LANGLEY, Vancouver - A 35-year-old Surrey man trying to steal copper wire was electrocuted when he cut through a high-voltage line near a BC Hydro substation in Langley, police said Monday.
"Last year we had a fellow who lost two fingers trying to steal Telus wires and now we've got a death," Langley RCMP Cpl. Diane Blain said of the growing problem of metal theft across the Lower Mainland.
"They'll steal anything that is metal," Blain said. "It has been a problem we have been battling for a long time."
Electrical and telephone wires are often stolen and sold to scrap metal dealers for the value of the copper.
"It is on the increase," BC Hydro official Tarina Palmer said of copper wire thefts. "Copper prices are the highest they've been for some time."
The price of copper doubled this year, hitting a record $4.04 US apound, up from $1.98 US on Jan. 1.
At about 3 a.m. Monday, a BC Hydro worker investigating a power failure in Langley found the dead man near a hydro substation at 273 Street and Gloucester Way. The man's body was discovered in an underground junction box, which had been locked.
A preliminary investigation by police revealed the man was attempting to cut a live wire and was electrocuted by about 14,000 volts.
The man was known to police and had a criminal record.

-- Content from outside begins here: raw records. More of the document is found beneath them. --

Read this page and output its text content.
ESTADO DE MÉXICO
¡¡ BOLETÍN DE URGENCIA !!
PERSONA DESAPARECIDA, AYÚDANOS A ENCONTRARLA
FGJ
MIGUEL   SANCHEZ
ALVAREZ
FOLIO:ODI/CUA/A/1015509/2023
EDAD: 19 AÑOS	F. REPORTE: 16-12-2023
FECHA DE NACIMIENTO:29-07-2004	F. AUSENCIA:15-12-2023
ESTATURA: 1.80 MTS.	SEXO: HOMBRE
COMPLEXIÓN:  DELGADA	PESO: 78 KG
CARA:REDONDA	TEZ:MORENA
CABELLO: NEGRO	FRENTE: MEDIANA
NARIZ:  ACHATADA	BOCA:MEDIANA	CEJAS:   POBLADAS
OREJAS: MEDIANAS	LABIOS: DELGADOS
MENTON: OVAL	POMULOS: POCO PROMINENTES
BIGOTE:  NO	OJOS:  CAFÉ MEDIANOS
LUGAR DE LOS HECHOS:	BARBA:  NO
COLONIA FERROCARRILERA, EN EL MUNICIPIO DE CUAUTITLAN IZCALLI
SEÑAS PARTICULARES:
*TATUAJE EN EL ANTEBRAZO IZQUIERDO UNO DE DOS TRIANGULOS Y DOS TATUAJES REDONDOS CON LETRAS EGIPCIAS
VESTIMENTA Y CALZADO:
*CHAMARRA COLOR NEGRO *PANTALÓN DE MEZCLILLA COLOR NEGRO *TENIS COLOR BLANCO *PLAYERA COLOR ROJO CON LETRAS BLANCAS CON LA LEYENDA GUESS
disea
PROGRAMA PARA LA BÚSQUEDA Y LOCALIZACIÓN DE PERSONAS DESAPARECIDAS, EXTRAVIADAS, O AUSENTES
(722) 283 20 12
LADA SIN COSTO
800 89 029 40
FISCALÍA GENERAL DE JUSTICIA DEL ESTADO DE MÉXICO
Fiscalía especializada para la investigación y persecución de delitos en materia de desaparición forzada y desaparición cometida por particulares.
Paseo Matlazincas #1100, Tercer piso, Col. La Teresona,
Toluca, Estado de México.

His name will be released after his family has been notified, police said.
Langley RCMP suggested one way to solve the metal theft problem is for businesses to refuse to buy from suspected thieves.
Scrap-metal dealers often say they don't know something is stolen but they should be suspicious about a person bringing in metal using a stolen Wal-Mart shopping cart, Blain said.
"We're asking the businesses not to buy from people pushing a shopping cart," she said.
Langley RCMP has asked metal recycling business owners to prevent the re-sale of stolen metal by following these simple guidelines: Ask the seller for identification; record names, addresses and other contact information; pay by cheque, if possible; buy only from reputable dealers; keep a record of all transactions and refuse any suspicious transactions, which should be reported to police.
Richmond RCMP also reported a metal theft early Sunday -- a $3,000 industrial-style stainless steel barbecue was taken from the lacrosse box at Steveston Park. It had been borrowed by the local Rotary club from Save-on-Foods and was being used by the concession staff at the Const. Jimmy Ng Memorial Street Hockey Tournament.
It had been secured the previous night by a chain and locked padlock.
The suspects likely used boltcutters to cut the lock or chain. The BBQ weighed more than 136 kilograms and required a truck and at least four people to move it, said Richmond Cpl. Peter Thiessen.
"It is quite likely that this theft is related to the large number of metal thefts occurring in the Lower Mainland and will be sold to a metal salvage yard," he said.